La chiave non è nel prezzo, ma nella corrispondenza con la tua pelle
Esiste la convinzione diffusa che un make-up più costoso significhi automaticamente un risultato più naturale. Tuttavia, il prezzo non tiene conto della cosa più importante: come si comporta la tua pelle durante il giorno e qual è il suo sottotono. Anche un prodotto economico può apparire perfetto se si adatta al tuo tipo di pelle e al tuo sottotono. E viceversa — una formula premium che non corrisponde alle tue esigenze ti deluderà come qualsiasi altra.
Il tipo di pelle determina quale texture e finitura ti si addicono e come appariranno dopo alcune ore. Il sottotono, invece, determina se la tonalità si fonde con il tuo colore naturale o se si distingue visibilmente. Queste due dimensioni non sono direttamente correlate, ma insieme determinano se il make-up apparirà come la tua pelle, solo più uniforme.
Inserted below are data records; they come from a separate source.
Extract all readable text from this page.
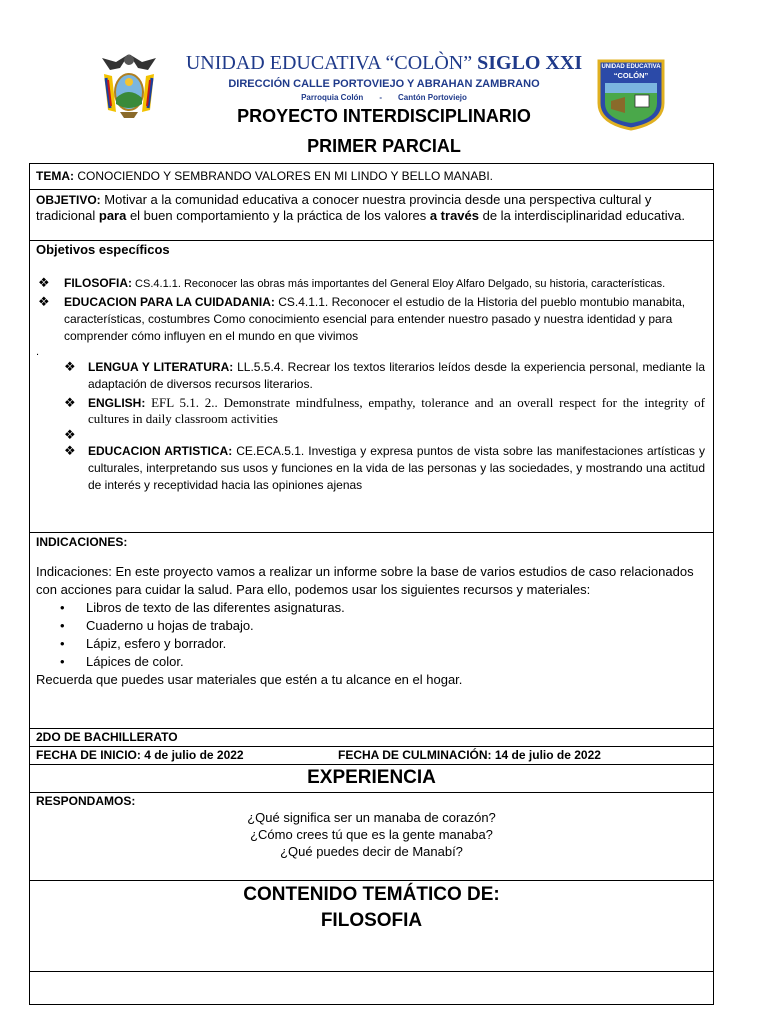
UNIDAD EDUCATIVA
“COLÓN”
UNIDAD EDUCATIVA “COLÒN” SIGLO XXI
DIRECCIÓN CALLE PORTOVIEJO Y ABRAHAN ZAMBRANO
Parroquia Colón - Cantón Portoviejo
PROYECTO INTERDISCIPLINARIO
PRIMER PARCIAL
TEMA: CONOCIENDO Y SEMBRANDO VALORES EN MI LINDO Y BELLO MANABI.
OBJETIVO: Motivar a la comunidad educativa a conocer nuestra provincia desde una perspectiva cultural y tradicional para el buen comportamiento y la práctica de los valores a través de la interdisciplinaridad educativa.
Objetivos específicos
❖ FILOSOFIA: CS.4.1.1. Reconocer las obras más importantes del General Eloy Alfaro Delgado, su historia, características.
❖ EDUCACION PARA LA CUIDADANIA: CS.4.1.1. Reconocer el estudio de la Historia del pueblo montubio manabita, características, costumbres Como conocimiento esencial para entender nuestro pasado y nuestra identidad y para comprender cómo influyen en el mundo en que vivimos
.
❖ LENGUA Y LITERATURA: LL.5.5.4. Recrear los textos literarios leídos desde la experiencia personal, mediante la adaptación de diversos recursos literarios.
❖ ENGLISH: EFL 5.1. 2.. Demonstrate mindfulness, empathy, tolerance and an overall respect for the integrity of cultures in daily classroom activities
❖
❖ EDUCACION ARTISTICA: CE.ECA.5.1. Investiga y expresa puntos de vista sobre las manifestaciones artísticas y culturales, interpretando sus usos y funciones en la vida de las personas y las sociedades, y mostrando una actitud de interés y receptividad hacia las opiniones ajenas
INDICACIONES:
Indicaciones: En este proyecto vamos a realizar un informe sobre la base de varios estudios de caso relacionados con acciones para cuidar la salud. Para ello, podemos usar los siguientes recursos y materiales:
• Libros de texto de las diferentes asignaturas.
• Cuaderno u hojas de trabajo.
• Lápiz, esfero y borrador.
• Lápices de color.
Recuerda que puedes usar materiales que estén a tu alcance en el hogar.
2DO DE BACHILLERATO
FECHA DE INICIO: 4 de julio de 2022	FECHA DE CULMINACIÓN: 14 de julio de 2022
EXPERIENCIA
RESPONDAMOS:
¿Qué significa ser un manaba de corazón?
¿Cómo crees tú que es la gente manaba?
¿Qué puedes decir de Manabí?
CONTENIDO TEMÁTICO DE:
FILOSOFIA
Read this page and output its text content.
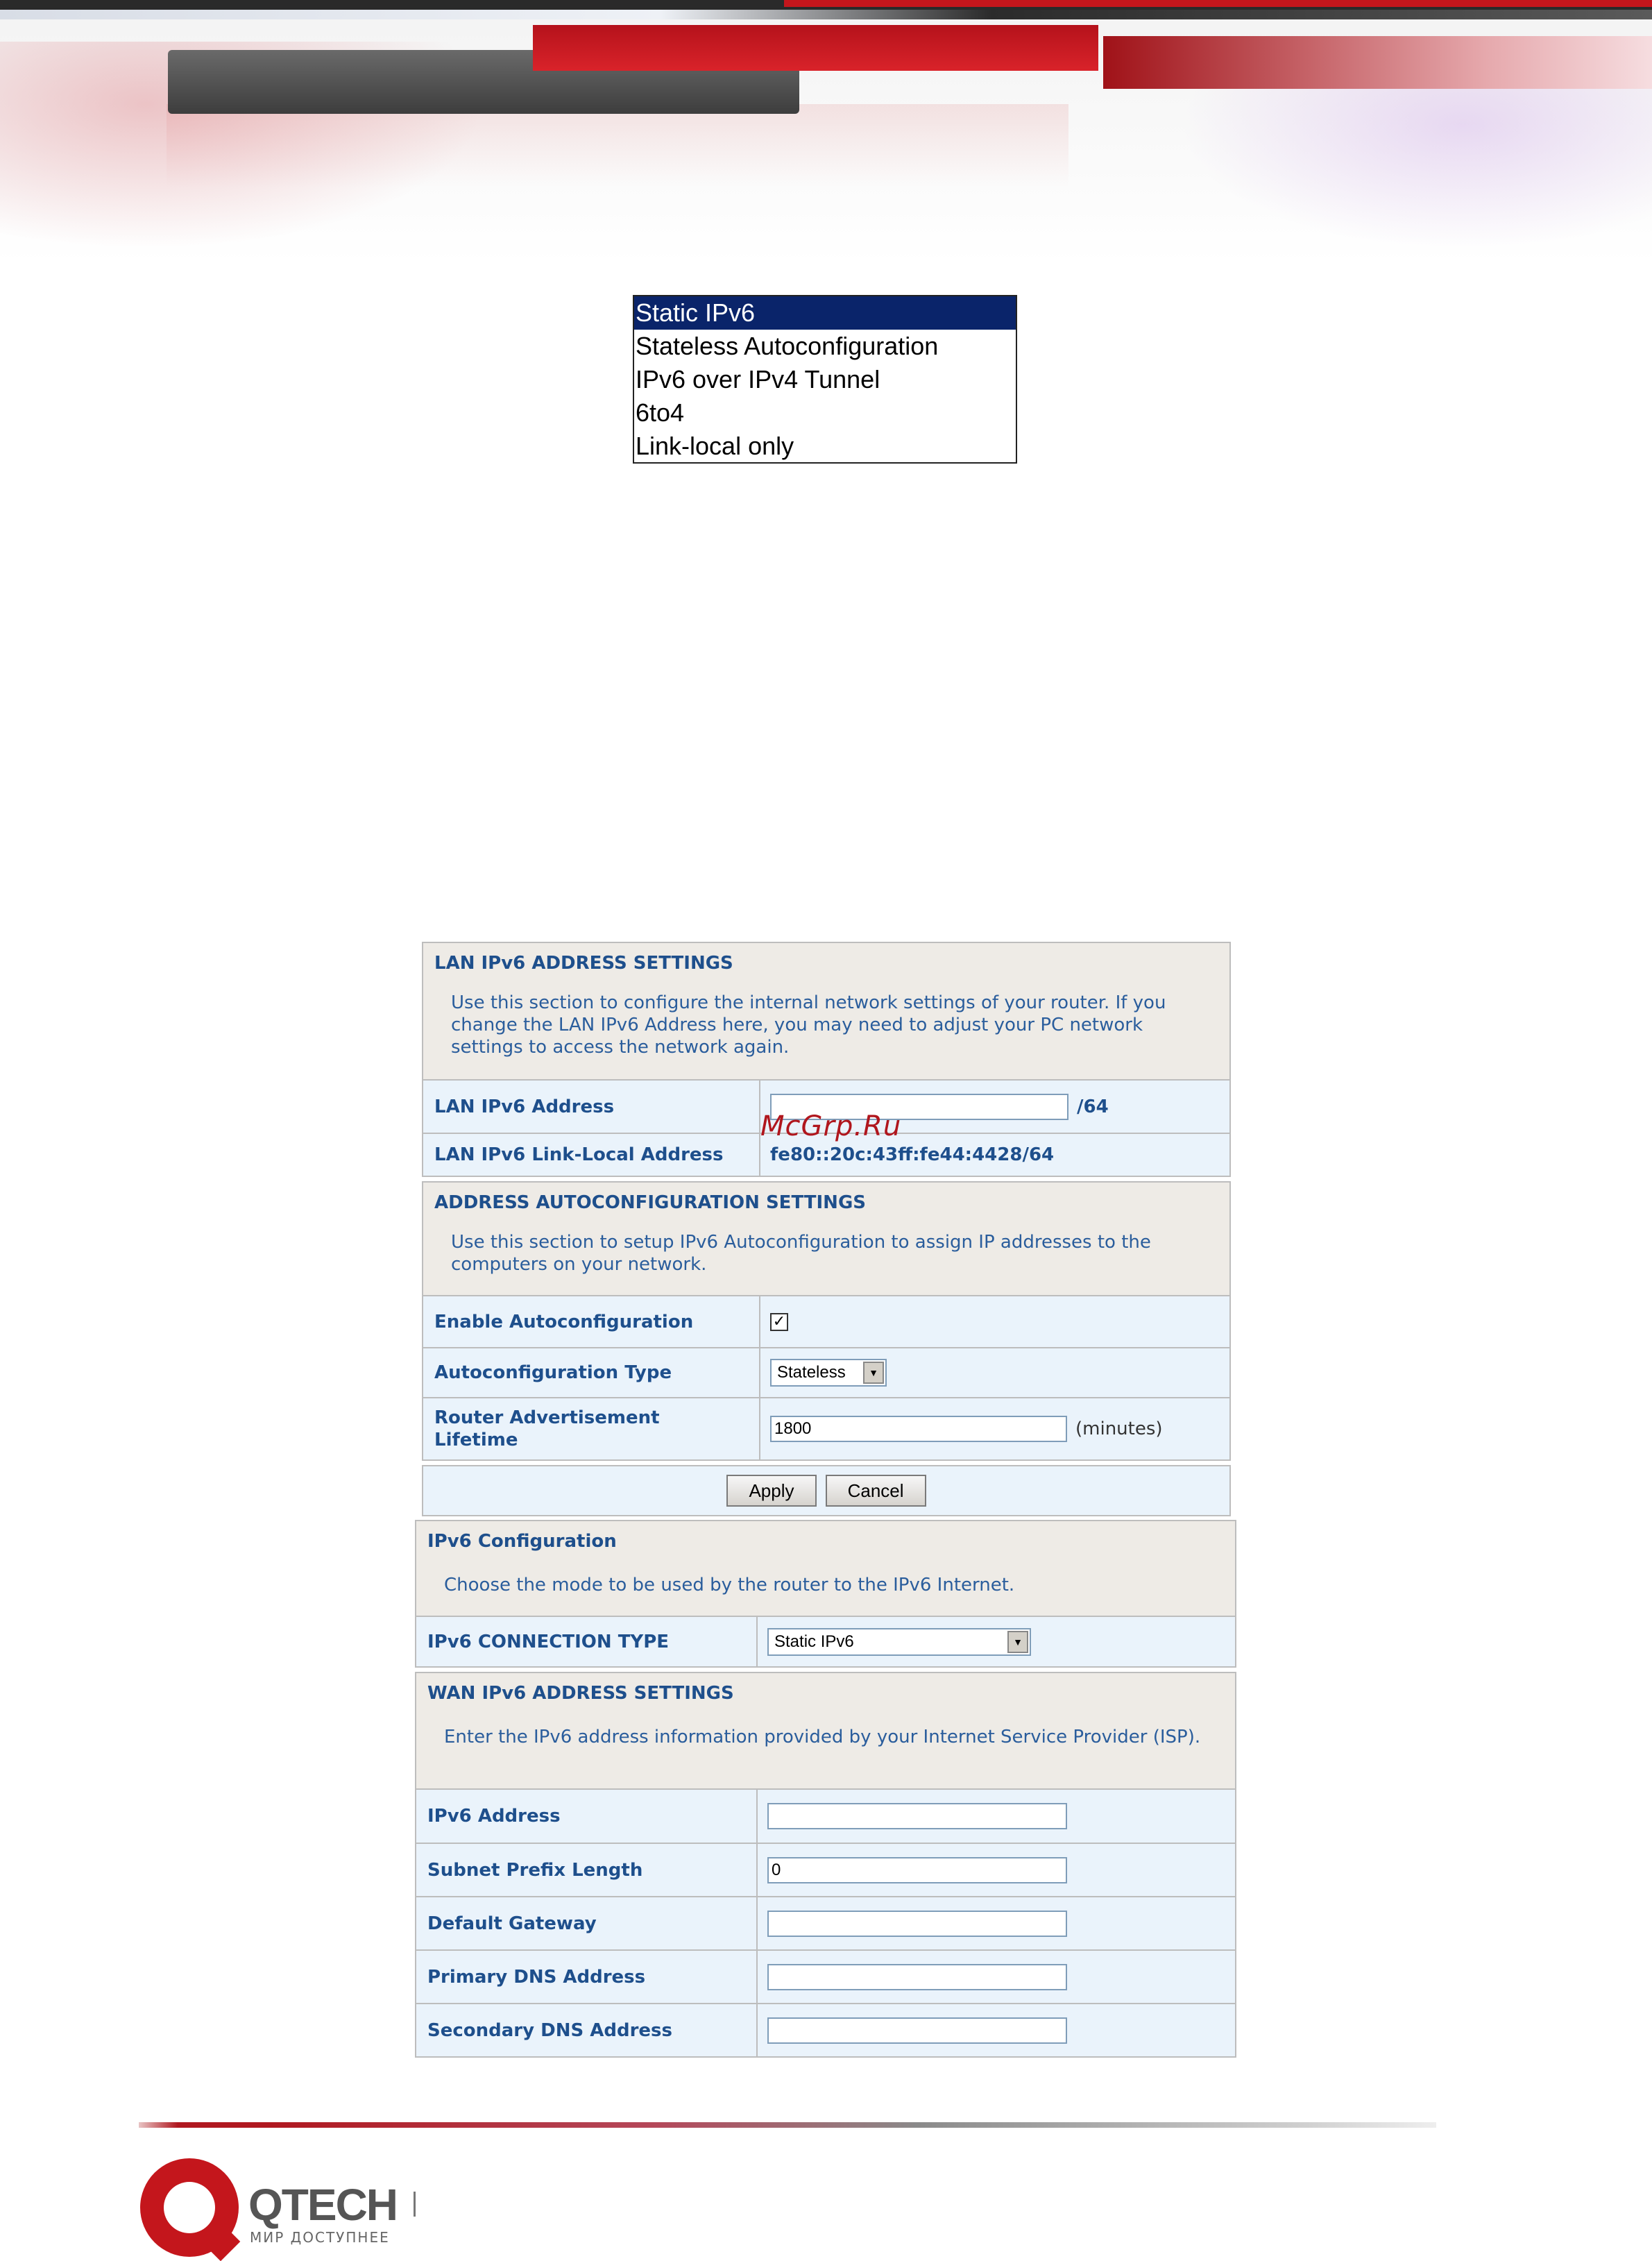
Static IPv6
Stateless Autoconfiguration
IPv6 over IPv4 Tunnel
6to4
Link-local only
LAN IPv6 ADDRESS SETTINGS
Use this section to configure the internal network settings of your router. If you change the LAN IPv6 Address here, you may need to adjust your PC network settings to access the network again.
LAN IPv6 Address	/64
LAN IPv6 Link-Local Address	fe80::20c:43ff:fe44:4428/64
ADDRESS AUTOCONFIGURATION SETTINGS
Use this section to setup IPv6 Autoconfiguration to assign IP addresses to the computers on your network.
Enable Autoconfiguration	✓
Autoconfiguration Type	Stateless ▼

Router Advertisement Lifetime	1800 (minutes)
Apply	Cancel
McGrp.Ru
IPv6 Configuration
Choose the mode to be used by the router to the IPv6 Internet.
IPv6 CONNECTION TYPE	Static IPv6	▼
WAN IPv6 ADDRESS SETTINGS
Enter the IPv6 address information provided by your Internet Service Provider (ISP).
IPv6 Address	
Subnet Prefix Length	0
Default Gateway	
Primary DNS Address	
Secondary DNS Address	
QTECH
МИР ДОСТУПНЕЕ
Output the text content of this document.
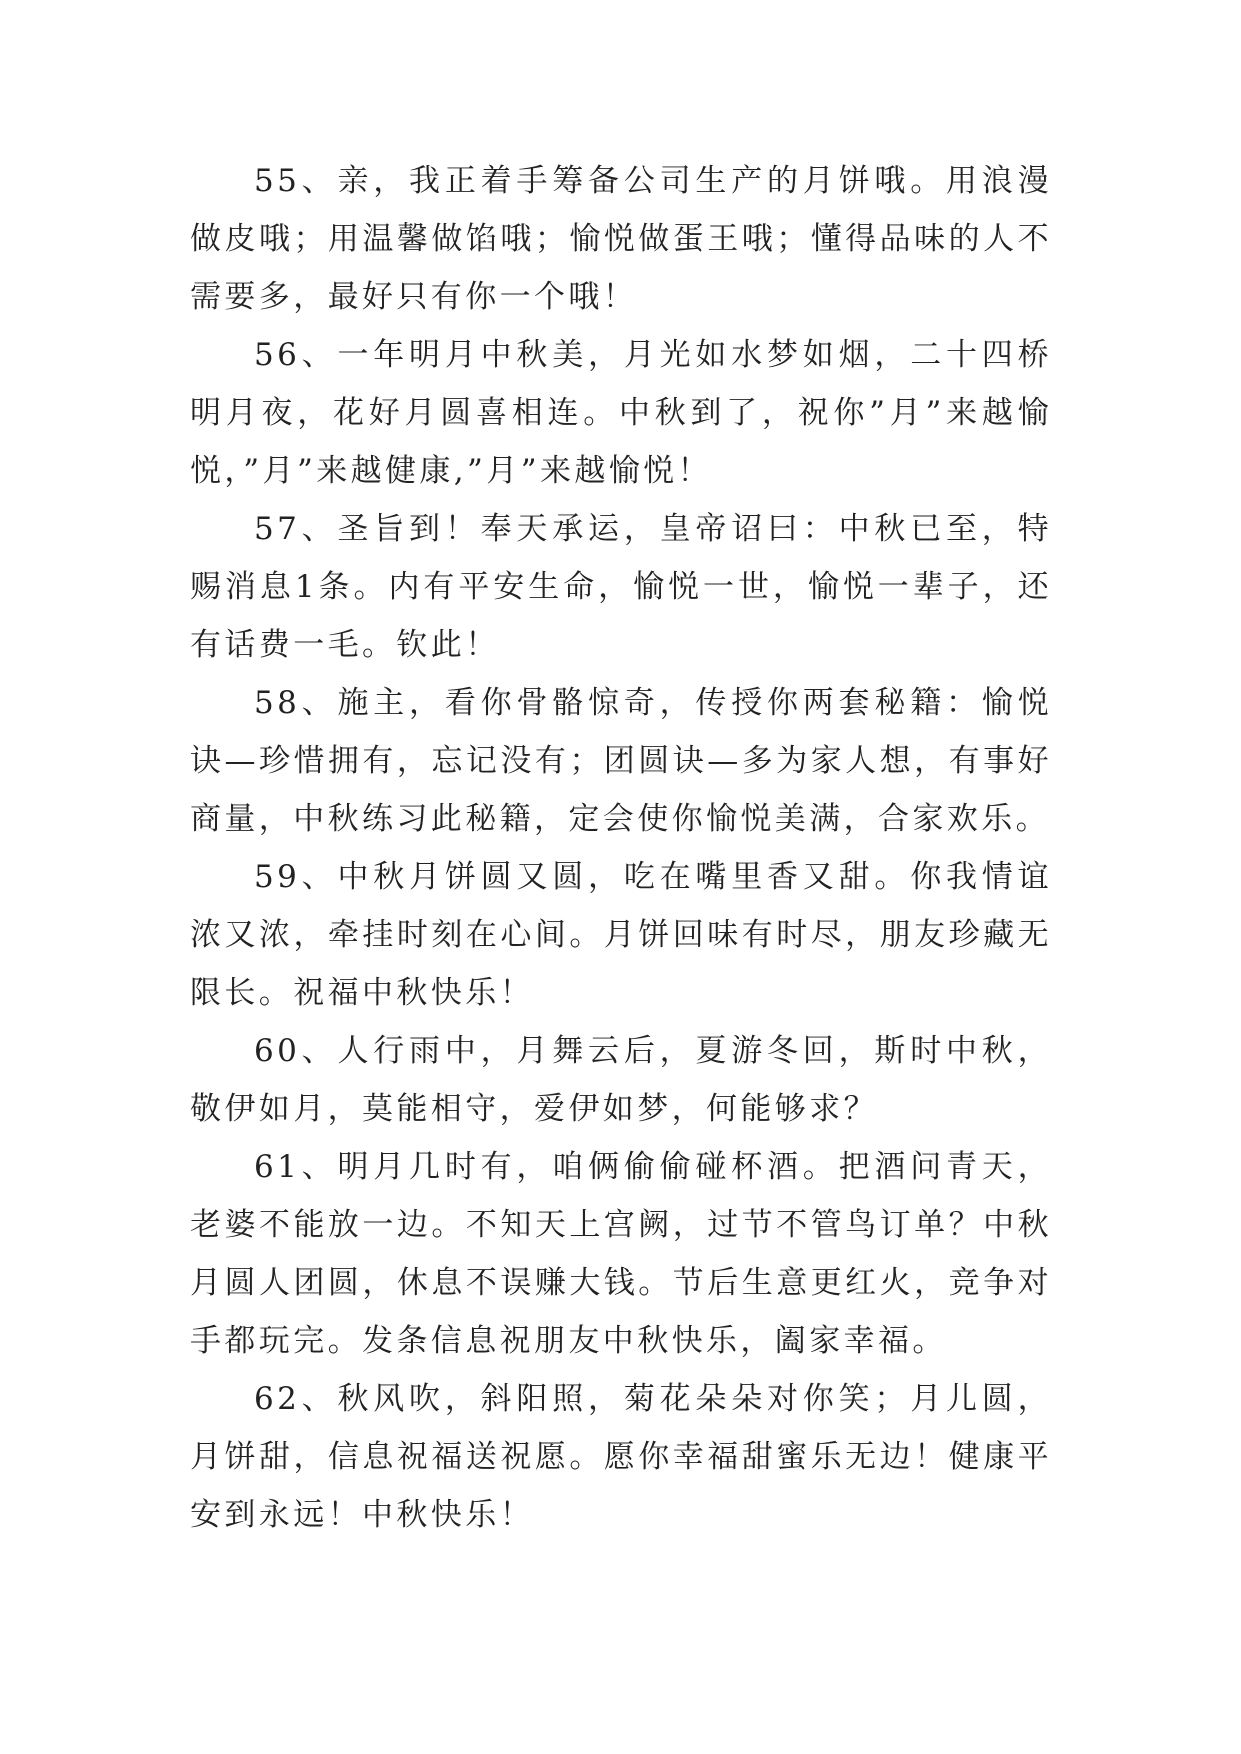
55、亲，我正着手筹备公司生产的月饼哦。用浪漫做皮哦；用温馨做馅哦；愉悦做蛋王哦；懂得品味的人不需要多，最好只有你一个哦！

56、一年明月中秋美，月光如水梦如烟，二十四桥明月夜，花好月圆喜相连。中秋到了，祝你”月”来越愉悦，”月”来越健康,”月”来越愉悦！

57、圣旨到！奉天承运，皇帝诏曰：中秋已至，特赐消息1条。内有平安生命，愉悦一世，愉悦一辈子，还有话费一毛。钦此！

58、施主，看你骨骼惊奇，传授你两套秘籍：愉悦诀—珍惜拥有，忘记没有；团圆诀—多为家人想，有事好商量，中秋练习此秘籍，定会使你愉悦美满，合家欢乐。

59、中秋月饼圆又圆，吃在嘴里香又甜。你我情谊浓又浓，牵挂时刻在心间。月饼回味有时尽，朋友珍藏无限长。祝福中秋快乐！

60、人行雨中，月舞云后，夏游冬回，斯时中秋，敬伊如月，莫能相守，爱伊如梦，何能够求？

61、明月几时有，咱俩偷偷碰杯酒。把酒问青天，老婆不能放一边。不知天上宫阙，过节不管鸟订单？中秋月圆人团圆，休息不误赚大钱。节后生意更红火，竞争对手都玩完。发条信息祝朋友中秋快乐，阖家幸福。

62、秋风吹，斜阳照，菊花朵朵对你笑；月儿圆，月饼甜，信息祝福送祝愿。愿你幸福甜蜜乐无边！健康平安到永远！中秋快乐！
E proprio a questo risponderà questo articolo: come scegliere un make-up che non sembri uno strato applicato, ma come la tua pelle nella sua migliore condizione. Passo dopo passo ti mostreremo come riconoscere il tuo tipo di pelle e sottotono, quale texture e copertura scegliere e come verificare tutto prima di portare il prodotto a casa. La prossima volta che sceglierai, non ti affiderai al caso né al prezzo — ma a ciò che si adatta veramente a te.
Come riconoscere il proprio tipo di pelle e sottotono
Prima di scegliere un prodotto specifico, vale la pena dedicare un momento a due aspetti correlati ma distinti: il tuo tipo di pelle e il tuo sottotono. Il tipo di pelle indica come si comporterà il trucco durante la giornata, mentre il sottotono determina se la tonalità si fonderà con la tua pelle o sembrerà estranea. Entrambi possono essere determinati a casa in pochi minuti, senza attrezzature speciali.
Quattro tipi di pelle e come riconoscerli
Il modo più semplice è osservare come si comporta la tua pelle circa due o tre ore dopo il lavaggio, quando non hai applicato alcuna cura o trucco. In base a ciò, di solito si può classificare in uno dei quattro gruppi:
- Pelle secca – spesso dopo il lavaggio si avverte tensione, la pelle può essere più ruvida al tatto e in alcuni punti desquamarsi. Di solito è più opaca e le linee sottili sono più visibili.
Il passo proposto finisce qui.